A lida comparativa entre os filmes se dá a partir do conceito de dilaceração, inspirado no uso dessa palavra por Didi-Huberman (2018) em seu trabalho acerca de Georges Bataille. A dilaceração exprime um contato com o corpo pela montagem que pode desmembrar, silenciar, distorcer (a voz, a proporção dos membros) e metamorfosear. Submetido a dilaceração imagética, o corpo de Bolsonaro pode ser segregado em múltiplas partes ressaltando maneirismos, atos falhos, comicidades; silenciado com suas falas interrompidas, atravessadas por outras vozes ou efeitos sonoros; metamorfoseado em caricaturas, animais ou criaturas estranhas. As imagens a serem analisadas trazem à tona perturbações que agem não só sobre o corpo individual, mas também no que esse corpo significa, representa e metaforiza para a comunidade política (HUNT, 1990).
Bibliografia
- BATAILLE, Georges. Documents: georges bataille. Florianópolis: Cultura e Barbárie, 2018.

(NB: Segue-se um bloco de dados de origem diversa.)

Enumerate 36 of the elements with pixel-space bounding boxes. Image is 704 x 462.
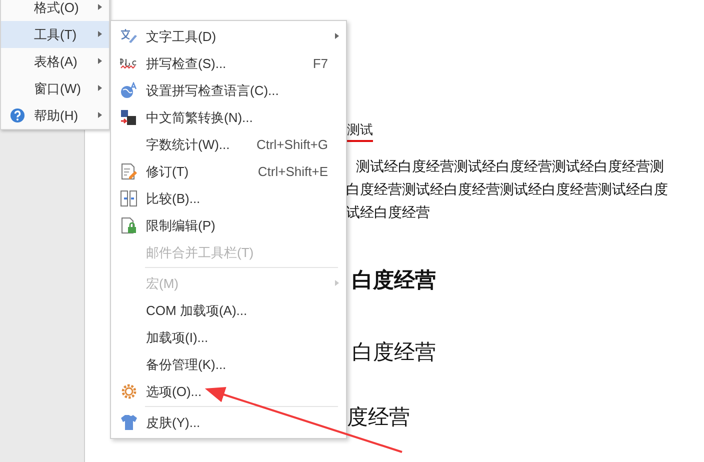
menu-item[interactable]: 限制编辑(P) bbox=[111, 212, 346, 239]
menu-item[interactable]: 文字工具(D) bbox=[111, 23, 346, 50]
menu-item[interactable]: COM 加载项(A)... bbox=[111, 297, 346, 324]
menu-item[interactable]: 设置拼写检查语言(C)... bbox=[111, 77, 346, 104]
menu-item[interactable]: 修订(T) Ctrl+Shift+E bbox=[111, 158, 346, 185]
shortcut-label: Ctrl+Shift+E bbox=[258, 162, 328, 181]
paragraph-line: 试经白度经营 bbox=[346, 203, 431, 222]
paragraph-line: 测试经白度经营测试经白度经营测试经白度经营测 bbox=[356, 157, 665, 176]
heading-text: 白度经营 bbox=[352, 340, 437, 366]
menu-item[interactable]: 中文简繁转换(N)... bbox=[111, 104, 346, 131]
menu-item[interactable]: 选项(O)... bbox=[111, 378, 346, 405]
shortcut-label: F7 bbox=[312, 54, 328, 73]
convert-icon bbox=[120, 109, 138, 126]
globe-icon bbox=[120, 82, 138, 99]
menu-item[interactable]: 拼写检查(S)... F7 bbox=[111, 50, 346, 77]
help-icon bbox=[10, 108, 25, 123]
menu-item[interactable]: 加载项(I)... bbox=[111, 324, 346, 351]
menu-item[interactable]: 帮助(H) bbox=[1, 102, 109, 129]
menu-item[interactable]: 比较(B)... bbox=[111, 185, 346, 212]
menu-item[interactable]: 格式(O) bbox=[1, 0, 109, 21]
revision-icon bbox=[120, 163, 138, 180]
menu-item[interactable]: 表格(A) bbox=[1, 48, 109, 75]
paragraph-line: 白度经营测试经白度经营测试经白度经营测试经白度 bbox=[346, 180, 669, 199]
compare-icon bbox=[120, 190, 138, 207]
text-tools-icon bbox=[120, 28, 138, 45]
menu-item[interactable]: 窗口(W) bbox=[1, 75, 109, 102]
menu-item[interactable]: 字数统计(W)... Ctrl+Shift+G bbox=[111, 131, 346, 158]
menu-item[interactable]: 皮肤(Y)... bbox=[111, 409, 346, 436]
t-shirt-icon bbox=[120, 414, 138, 431]
menu-item[interactable]: 备份管理(K)... bbox=[111, 351, 346, 378]
heading-text: 度经营 bbox=[347, 405, 411, 431]
gear-icon bbox=[120, 383, 138, 400]
heading-text: 白度经营 bbox=[352, 268, 437, 294]
menu-item[interactable]: 工具(T) bbox=[1, 21, 109, 48]
shortcut-label: Ctrl+Shift+G bbox=[256, 136, 328, 154]
lock-document-icon bbox=[120, 217, 138, 234]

CESARINO, Letícia.” Identidade e representação no bolsonarismo: corpo digital do rei, bivalência conservadorismo-neoliberalismo e pessoa fractal”. Revista Antropologia, São Paulo, v. 62, n.3, 2019, p. 530-557.
DIDI-HUBERMAN, Georges. A semelhança informe: ou o gaio saber visual segundo Georges Bataille. Rio de Janeiro: Contraponto, 2015.
HUNT, Lynn. Eroticism and the body politic. Baltimore: John Hopkins University,1990.
MONDZAIN, Marie-José. A imagem pode matar? Lisboa: Passagens, 2009.
ROCHA, João Cezar de Castro. Bolsonarismo: da guerra cultural ao terrorismo doméstico. Belo Horizonte: Autêntica, 2023.
SOUTO, Mariana. “Constelações fílmicas: fantasmagorias sociais no cinema ibero-americano”, In: IX Encontro Anual da AIM – Associação de Investigadores da Imagem em Movimento, Santiago de Compostela, 2019.